Sie ist die Schutzheilige dieser Filmstadt. Ihre Ikone, ihre berühmteste Bürgerin und Schauspielerin: Marlene Dietrich. In ihrer Biografie spiegeln sich die Stadt Berlin und ihre Kinogeschichte.
Marlenes Lola Lola verkörpert in Joseph von Sternbergs Film "Der Blaue Engel" das, was das Berliner Wesen bis heute ausmacht: Eine eigensinnige Mischung aus Lässigkeit, Schlagfertigkeit und Verführungskraft.

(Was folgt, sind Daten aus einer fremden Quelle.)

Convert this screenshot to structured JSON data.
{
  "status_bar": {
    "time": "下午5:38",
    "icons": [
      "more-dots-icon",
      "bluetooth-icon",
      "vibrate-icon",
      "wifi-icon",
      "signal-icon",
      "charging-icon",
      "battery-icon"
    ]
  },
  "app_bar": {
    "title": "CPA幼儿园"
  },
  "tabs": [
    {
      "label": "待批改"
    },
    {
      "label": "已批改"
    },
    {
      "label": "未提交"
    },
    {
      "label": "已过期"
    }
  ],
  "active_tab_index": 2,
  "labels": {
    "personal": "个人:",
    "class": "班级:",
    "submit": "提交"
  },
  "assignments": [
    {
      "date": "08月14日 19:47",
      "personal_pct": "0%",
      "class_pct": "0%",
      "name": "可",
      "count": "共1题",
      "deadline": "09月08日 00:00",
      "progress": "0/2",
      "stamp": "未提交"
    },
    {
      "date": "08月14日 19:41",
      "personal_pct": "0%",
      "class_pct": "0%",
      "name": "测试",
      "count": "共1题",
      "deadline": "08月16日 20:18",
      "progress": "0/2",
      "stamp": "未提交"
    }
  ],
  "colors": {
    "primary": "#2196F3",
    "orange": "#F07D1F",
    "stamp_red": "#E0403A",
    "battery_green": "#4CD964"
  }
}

Marlene und Berlin, das heißt: Der Weltruhm der Berliner Filme zwischen den beiden Weltkriegen, das heißt Exil und Rückkehr in eine geteilte Stadt – im wiedervereinigten Berlin trägt ein Platz inmitten des Potsdamer Platzes ihren Namen. Jedes Jahr im Februar verwandelt sich dort das Berliner Musicaltheater in den Berlinale-Palast. Die deutsche Hauptstadt wird zum Nabel des Kinos. Und der Berlinale-Direktor Dieter Kosslick legt auch für Marlene den roten Teppich aus.
Kosslick: "Ich weiß ja, dass das der Marlene-Dietrich-Platz ist, obwohl das ist ja ein ganz anderer historischer Ort, wo ich stehe, ich stehe im ehemaligen Lenné-Dreieck und dort war der erste Schulgarten Berlins, das haben alle vergessen, deshalb stehe ich da besonders gerne. Marlene Dietrich und der erste Schulgarten Berlins - kein besserer Platz."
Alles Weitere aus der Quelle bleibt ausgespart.